There are public sector companies and then there are public sector companies. In the former, as in the erstwhile Communist and Socialist countries, governments physically established and owned businesses. The latter is a neat twist to ownership, where private sector establishes companies, float them in the capital market, and then government becomes the majority share-holder in those companies! Thanks to the never-ending adaptations of quantitative easing, Japan has become the progenitor of this new economic model!
The Bank of Japan (BoJ) had embarked on a massive quantitative easing program, including purchases of Exchange Traded Funds (ETFs). As of June 2016, the Bank of Japan (BoJ) owned 60% of the country's ETF market and is now a top-five owner of stocks in 81 out of the 225 companies that make up the Nikkei Stock Index. Last month, it increased the annual ETF purchase target to 6 trillion yen. It is now estimated that the ETF purchases will make the BoJ the largest shareholder in 55 of the 225 Nikkei stocks and top 10 holder in 99% of its companies by December 2017!
The BoJ's ETF purchases are rapidly depleting the free-float of shares (or those available for trading).

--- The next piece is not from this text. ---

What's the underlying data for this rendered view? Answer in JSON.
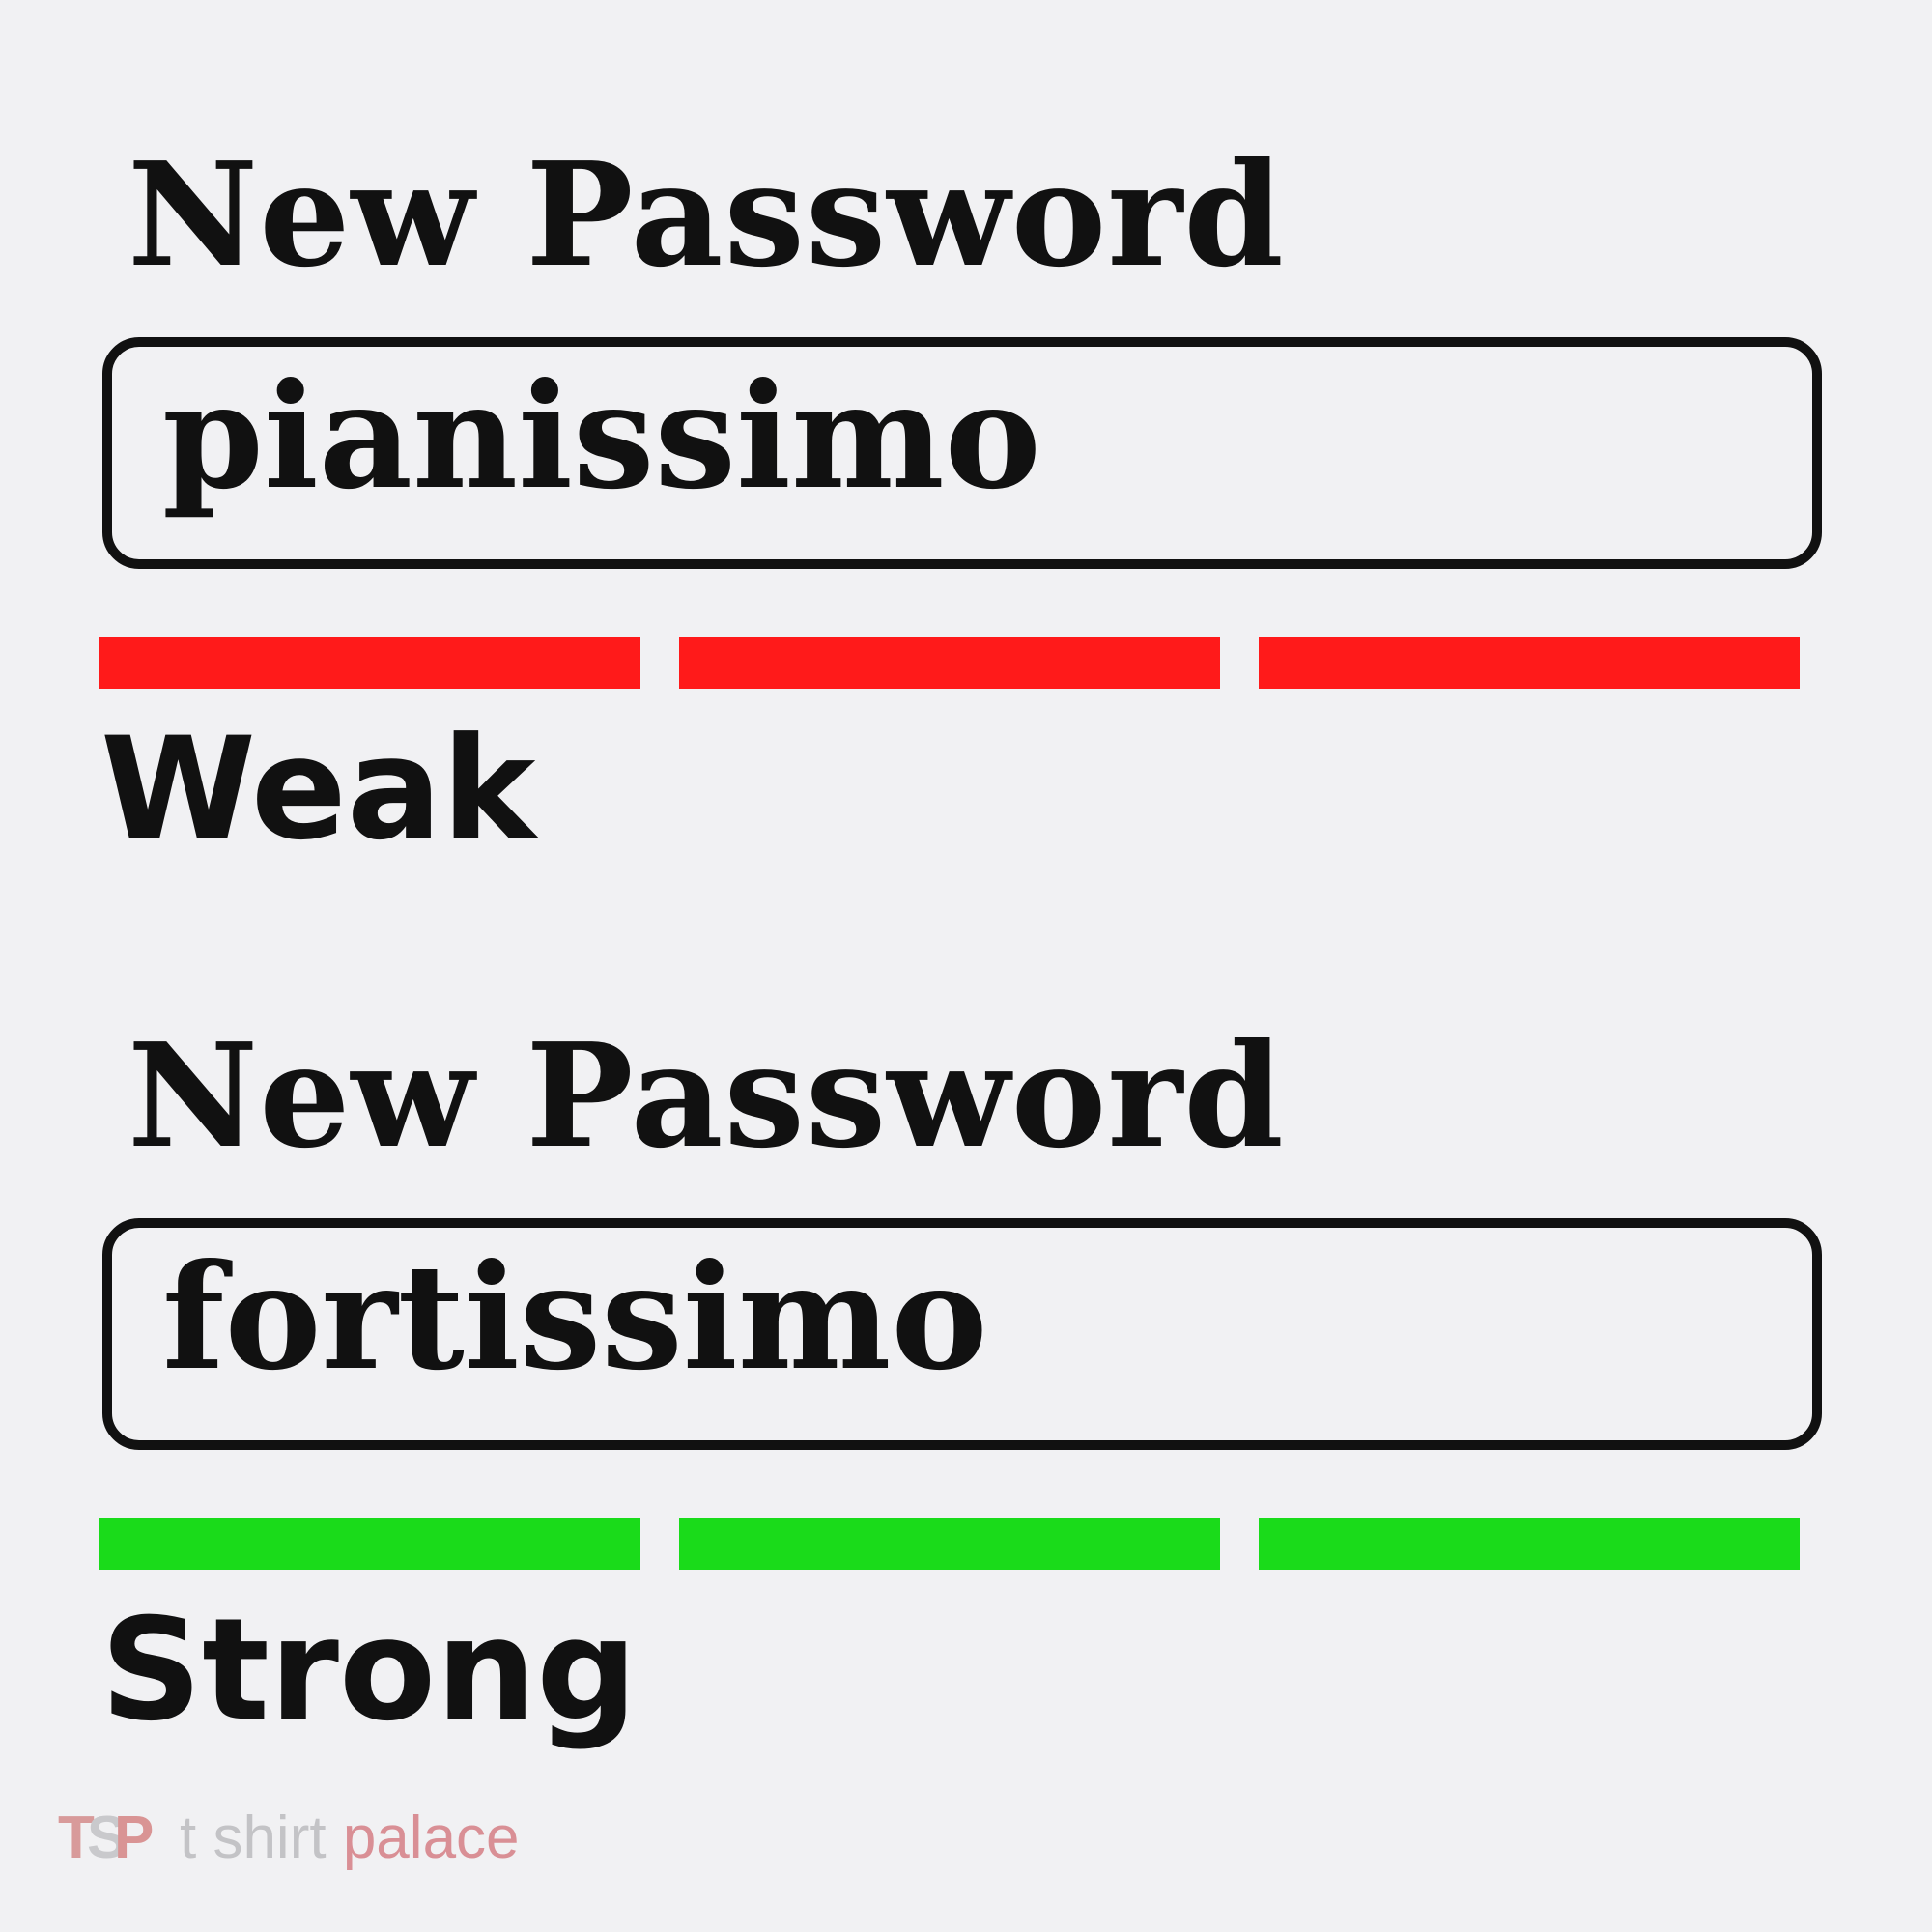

As the free-float is expected to rise above 50% in many companies, market liquidity will be squeezed with increased volatility.
The apparent logic of all this is that ETF purchases will boost economic activity, enhance risk appetite, and thereby raise inflation above two per cent. There is a hollow ring to this, given the disproportionately low returns from years of expansionary fiscal and monetary policies. Instead of such hugely risky experiments, Japan, as I blogged earlier, should get down to more fundamental labor market reforms on migration and women workers to address its massive demographic challenge.